Back in the 1970s, the total number of deaths was estimated at around 20 million due to a failure to assimilate many cases from the non-Western world. The CFR of 2.5% it estimated was a little low but broadly inline with its other figure.

But in 2002 a new study corrected the lacuna in non-Western cases and produced the estimate of worldwide deaths we are familiar with now – 50-100 million. This meant the CFR was no longer 2.5% but now 10-20% of total estimated cases.

Then a later study, from 2006, used these updated fatality figures, but omitted to update the CFR, citing it as still 2.5%. Which meant it was offering the impossible and contradictory number recently adopted by Wikipedia.

Obviously this was a simple error, and it has been pointed out several times in the intervening years (see for example here). But, as the recently ‘corrected’ Wikipedia article shows, it’s proving a very fortuitous error right now for those wanting to instil very high amounts of public fear.

Pretty obviously this innocent error is being exploited as part of a very cynical bid by some entities, including the Wikipedia editors, to make the current coronavirus scare seem, well, scarier. The 1918 flu pandemic is embedded in the collective mind as an exemplar of a terrifying outbreak. If the stats can be manipulated to allow people to claim its CFR was actually lower than COVID19 – well that’s some valuable fear porn for use in articles and headlines, and by sock puppets BTL trying to create memes.

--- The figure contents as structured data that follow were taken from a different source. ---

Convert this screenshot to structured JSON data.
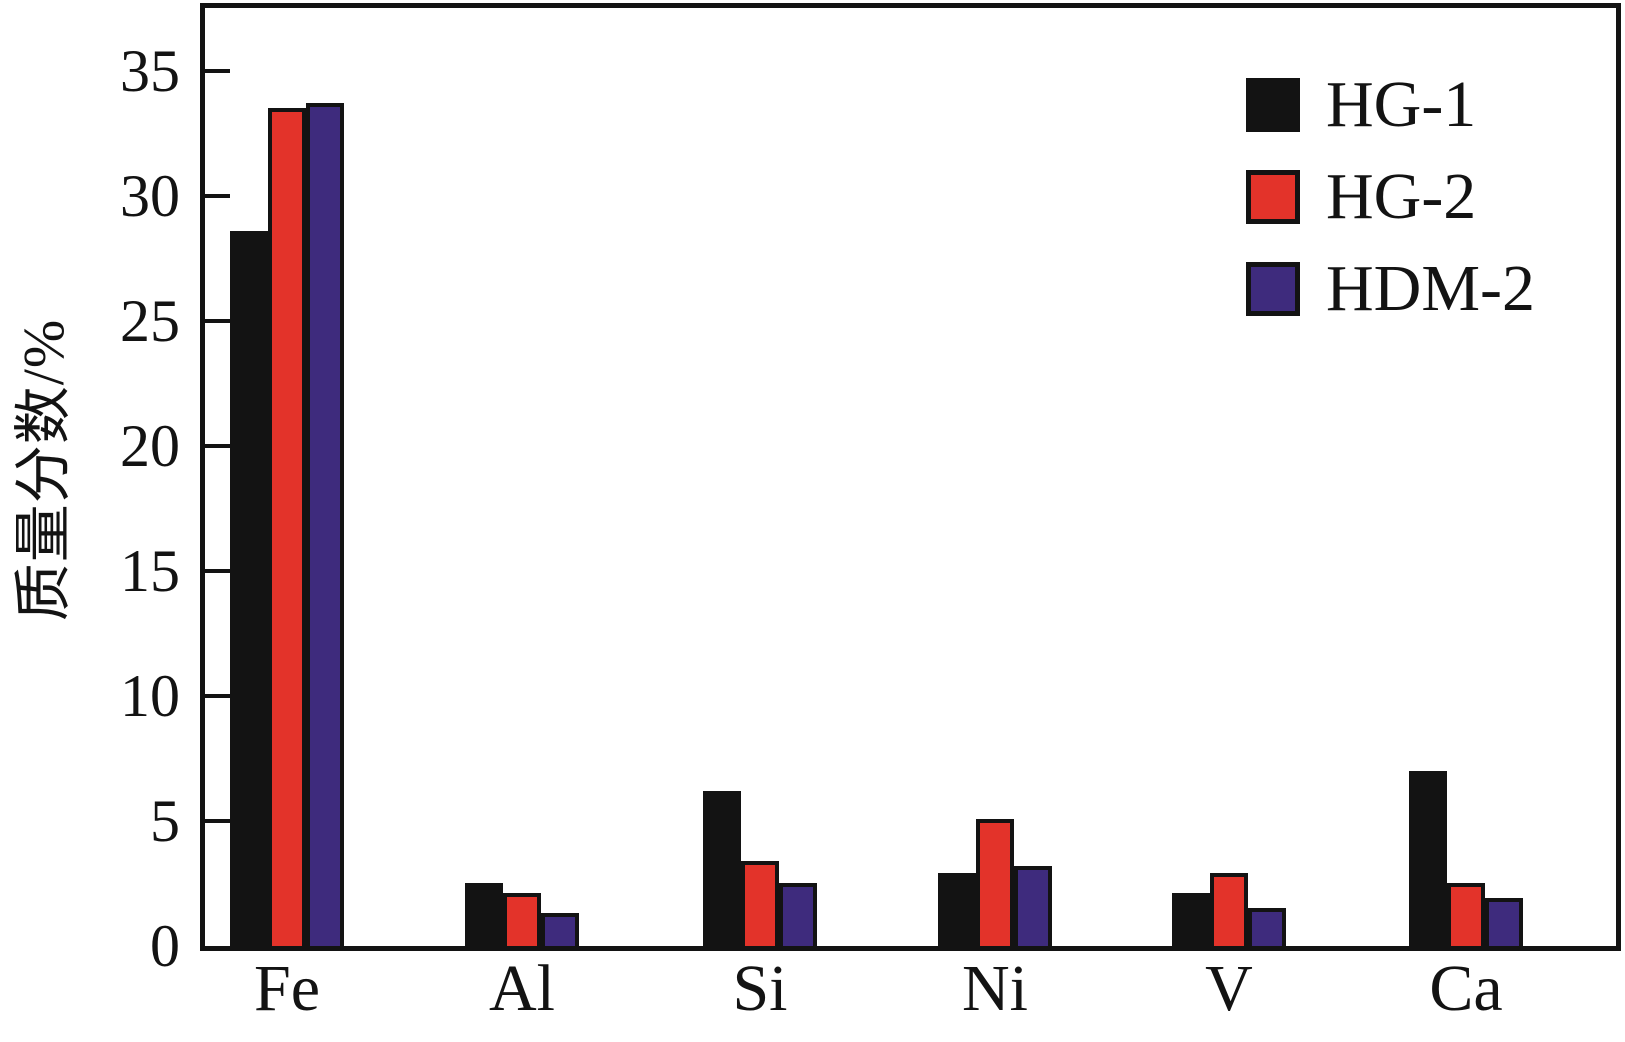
{
  "figure": {
    "background": "#ffffff",
    "frame_color": "#131313",
    "text_color": "#131313"
  },
  "chart_data": {
    "type": "bar",
    "title": "",
    "xlabel": "",
    "ylabel": "质量分数/%",
    "categories": [
      "Fe",
      "Al",
      "Si",
      "Ni",
      "V",
      "Ca"
    ],
    "series": [
      {
        "name": "HG-1",
        "color": "#131313",
        "values": [
          28.6,
          2.5,
          6.2,
          2.9,
          2.1,
          7.0
        ]
      },
      {
        "name": "HG-2",
        "color": "#e3332a",
        "values": [
          33.5,
          2.1,
          3.4,
          5.1,
          2.9,
          2.5
        ]
      },
      {
        "name": "HDM-2",
        "color": "#3e2b7d",
        "values": [
          33.7,
          1.3,
          2.5,
          3.2,
          1.5,
          1.9
        ]
      }
    ],
    "ylim": [
      0,
      37.5
    ],
    "yticks": [
      0,
      5,
      10,
      15,
      20,
      25,
      30,
      35
    ],
    "grid": false,
    "legend_position": "top-right",
    "bar_edge_color": "#131313"
  }
}
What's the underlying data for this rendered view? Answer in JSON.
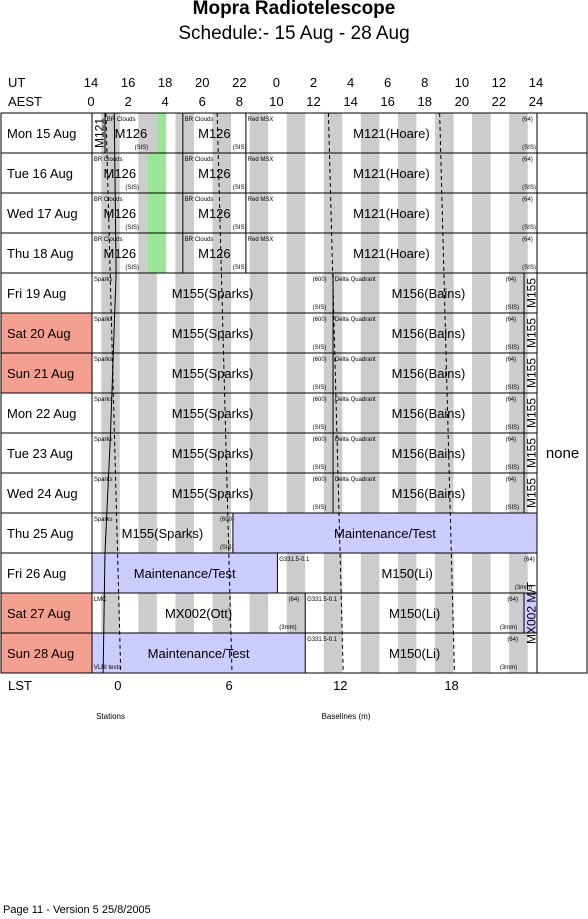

To that end, the current confusion is a bit of a Godsend.

Spinney’s article illustrates this very well. Spinney is well aware of the ‘2.5% anomaly’ as she herself has drawn attention to it, but no reference to it appears anywhere in this piece. And, while her article stops short of actually claiming COVID19 is going to be bigger than the Spanish Flu, the opening paras – which will be the most read of course – certainly leave that possibility more than open, where they directly compare the alleged CFR of the current coronavirus (3.4%) with the 2.5% figure for Spanish Flu – which she knows to be erroneous.

This is cynically providing a nice easy and totally misleading quote for anyone who wants to claim COVID19 is measurably more dangerous than the Spanish Flu, while stopping short of actually making the claim.

Spinney ought, at the very least, to have added her own rider from her own book to this Guardian article, and made it perfectly clear that the ‘commonly accepted’ Spanish Flu CFR of 2.5% is not just wrong, but impossible.

The fact she chose not to, or was possibly deterred from doing so by her editor, is not just revealing of agenda, it’s actually shameful and irresponsible to a very high degree.

The UK government has asked people to report any sources of misleading information on COVID19. This Guardian article is clearly one such, but I highly doubt it is the kind of ‘misinformation’ they want to be apprised of.